Initially I was thinking about erratas as well, but Arnd suggested
this approach, and now think it's better. From consumer point of view,
it's much better to have a warning line in dmesg, instead of bricked
device, after another kernel or driver update.

> Thanks,
> Mark.
>
> > Tested on QEMU emulator version 2.3.0 (Debian 1:2.3+dfsg-5ubuntu9.2)
> > that does not implement SYS_ID_AA64MMFR2_EL1 register. (Fixed in new
> > releases),
> >
> > Discussion: https://lkml.org/lkml/2016/3/29/931
> >
> > Signed-off-by: Yury Norov <ynorov@xxxxxxxxxxxxxxxxxx>
> > ---
> > arch/arm64/include/asm/cputype.h | 17 +++++++++++++++--
> > arch/arm64/include/asm/exttable.h | 21 +++++++++++++++++++++
> > arch/arm64/include/asm/uaccess.h | 15 ---------------
> > arch/arm64/kernel/entry.S | 3 ++-
> > arch/arm64/kernel/traps.c | 6 ++++++
> > arch/arm64/mm/extable.c | 2 +-
> > 6 files changed, 45 insertions(+), 19 deletions(-)
> > create mode 100644 arch/arm64/include/asm/exttable.h
> >
> > diff --git a/arch/arm64/include/asm/cputype.h b/arch/arm64/include/asm/cputype.h
> > index 87e1985..9660130 100644
> > --- a/arch/arm64/include/asm/cputype.h
> > +++ b/arch/arm64/include/asm/cputype.h
> > @@ -90,13 +90,26 @@
> > #ifndef __ASSEMBLY__
> >
> > #include <asm/sysreg.h>
> > +#include <asm/exttable.h>
> >
> > -#define read_cpuid(reg) ({ \
> > +#define __read_cpuid(reg, err) ({ \
> > u64 __val; \
> > - asm("mrs_s %0, " __stringify(SYS_ ## reg) : "=r" (__val)); \
> > + asm ( \
> > + "1:mrs_s %0, " reg "\n" \
> > + "2:\n" \
> > + " .section .fixup, \"ax\"\n" \
> > + " .align 2\n" \
> > + "3: mov %w0, %1\n" \
> > + " b 2b\n" \
> > + " .previous\n" \
> > + _ASM_EXTABLE(1b, 3b) \
> > + : "=r" (__val) \
> > + : "i" (err)); \
> > __val; \
> > })
> >
> > +#define read_cpuid(reg) __read_cpuid(__stringify(SYS_ ## reg), 0)
> > +
> > /*
> > * The CPU ID never changes at run time, so we might as well tell the
> > * compiler that it's constant.

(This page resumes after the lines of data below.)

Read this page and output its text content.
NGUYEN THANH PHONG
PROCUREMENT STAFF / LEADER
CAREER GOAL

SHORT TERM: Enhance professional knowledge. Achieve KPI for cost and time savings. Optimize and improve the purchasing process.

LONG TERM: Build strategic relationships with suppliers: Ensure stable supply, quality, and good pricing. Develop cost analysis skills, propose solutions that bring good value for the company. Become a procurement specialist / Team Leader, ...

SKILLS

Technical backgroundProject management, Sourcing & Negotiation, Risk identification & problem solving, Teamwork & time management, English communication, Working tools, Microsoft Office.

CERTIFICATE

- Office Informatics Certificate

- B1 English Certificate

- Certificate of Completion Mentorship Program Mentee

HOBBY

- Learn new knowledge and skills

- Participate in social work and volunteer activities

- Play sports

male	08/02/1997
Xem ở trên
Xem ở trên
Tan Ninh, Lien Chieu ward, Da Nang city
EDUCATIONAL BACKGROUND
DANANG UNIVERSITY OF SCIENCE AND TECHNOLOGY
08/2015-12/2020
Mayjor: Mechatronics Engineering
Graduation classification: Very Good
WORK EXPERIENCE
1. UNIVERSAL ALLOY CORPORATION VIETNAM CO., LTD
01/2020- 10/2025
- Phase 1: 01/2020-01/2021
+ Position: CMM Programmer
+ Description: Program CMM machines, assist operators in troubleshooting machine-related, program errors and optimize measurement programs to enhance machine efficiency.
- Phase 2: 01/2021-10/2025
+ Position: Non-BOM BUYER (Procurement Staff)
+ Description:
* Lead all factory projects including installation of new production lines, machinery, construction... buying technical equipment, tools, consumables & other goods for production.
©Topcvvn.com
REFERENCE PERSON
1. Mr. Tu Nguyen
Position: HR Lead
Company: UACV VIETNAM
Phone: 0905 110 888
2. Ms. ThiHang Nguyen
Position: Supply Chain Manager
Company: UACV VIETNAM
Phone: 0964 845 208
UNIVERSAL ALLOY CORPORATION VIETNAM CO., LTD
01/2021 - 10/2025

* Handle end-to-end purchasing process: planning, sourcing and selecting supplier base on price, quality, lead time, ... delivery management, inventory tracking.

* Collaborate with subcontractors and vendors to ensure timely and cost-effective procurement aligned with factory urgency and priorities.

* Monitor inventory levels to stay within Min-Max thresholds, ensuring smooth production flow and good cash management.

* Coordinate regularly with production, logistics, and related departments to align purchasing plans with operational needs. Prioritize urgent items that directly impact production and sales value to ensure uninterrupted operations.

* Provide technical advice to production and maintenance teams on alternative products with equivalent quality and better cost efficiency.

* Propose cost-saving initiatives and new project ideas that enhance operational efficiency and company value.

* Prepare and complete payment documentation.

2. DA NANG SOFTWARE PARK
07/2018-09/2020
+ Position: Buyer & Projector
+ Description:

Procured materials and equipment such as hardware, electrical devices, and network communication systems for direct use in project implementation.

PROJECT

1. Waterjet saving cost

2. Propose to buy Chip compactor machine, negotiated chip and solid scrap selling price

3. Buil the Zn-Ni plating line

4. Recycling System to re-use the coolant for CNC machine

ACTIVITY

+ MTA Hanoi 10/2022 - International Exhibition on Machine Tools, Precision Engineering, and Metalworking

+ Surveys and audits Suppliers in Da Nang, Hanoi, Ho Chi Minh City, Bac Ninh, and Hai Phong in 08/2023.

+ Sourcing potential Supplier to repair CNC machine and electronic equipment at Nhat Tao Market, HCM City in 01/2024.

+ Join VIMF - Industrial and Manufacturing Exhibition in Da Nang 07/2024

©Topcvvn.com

Use this function to read the CPU ID
> > diff --git a/arch/arm64/include/asm/exttable.h b/arch/arm64/include/asm/exttable.h
> > new file mode 100644
> > index 0000000..c0a66c8
> > --- /dev/null
> > +++ b/arch/arm64/include/asm/exttable.h
> > @@ -0,0 +1,21 @@
> > +#ifndef __ASM_EXTTABLE_H
> > +#define __ASM_EXTTABLE_H
> > +
> > +#include <asm/ptrace.h>
> > +
> > +#define ARCH_HAS_RELATIVE_EXTABLE
> > +
> > +#define _ASM_EXTABLE(from, to) \
> > + " .pushsection __ex_table, \"a\"\n" \
> > + " .align 3\n" \
> > + " .long (" #from " - .), (" #to " - .)\n" \
> > + " .popsection\n"
> > +
> > +struct exception_table_entry
> > +{
> > + int insn, fixup;
> > +};
> > +
> > +extern int fixup_exception(struct pt_regs *regs);
> > +
> > +#endif /* __ASM_EXTTABLE_H */
> > diff --git a/arch/arm64/include/asm/uaccess.h b/arch/arm64/include/asm/uaccess.h
> > index 0685d74..19cfdc5 100644
> > --- a/arch/arm64/include/asm/uaccess.h
> > +++ b/arch/arm64/include/asm/uaccess.h
> > @@ -48,15 +48,6 @@
> > * on our cache or tlb entries.
> > */
> >
> > -struct exception_table_entry
> > -{
> > - int insn, fixup;
> > -};
> > -
> > -#define ARCH_HAS_RELATIVE_EXTABLE
> > -
> > -extern int fixup_exception(struct pt_regs *regs);
> > -
> > #define KERNEL_DS (-1UL)
> > #define get_ds() (KERNEL_DS)
> >
> > @@ -117,12 +108,6 @@ static inline void set_fs(mm_segment_t fs)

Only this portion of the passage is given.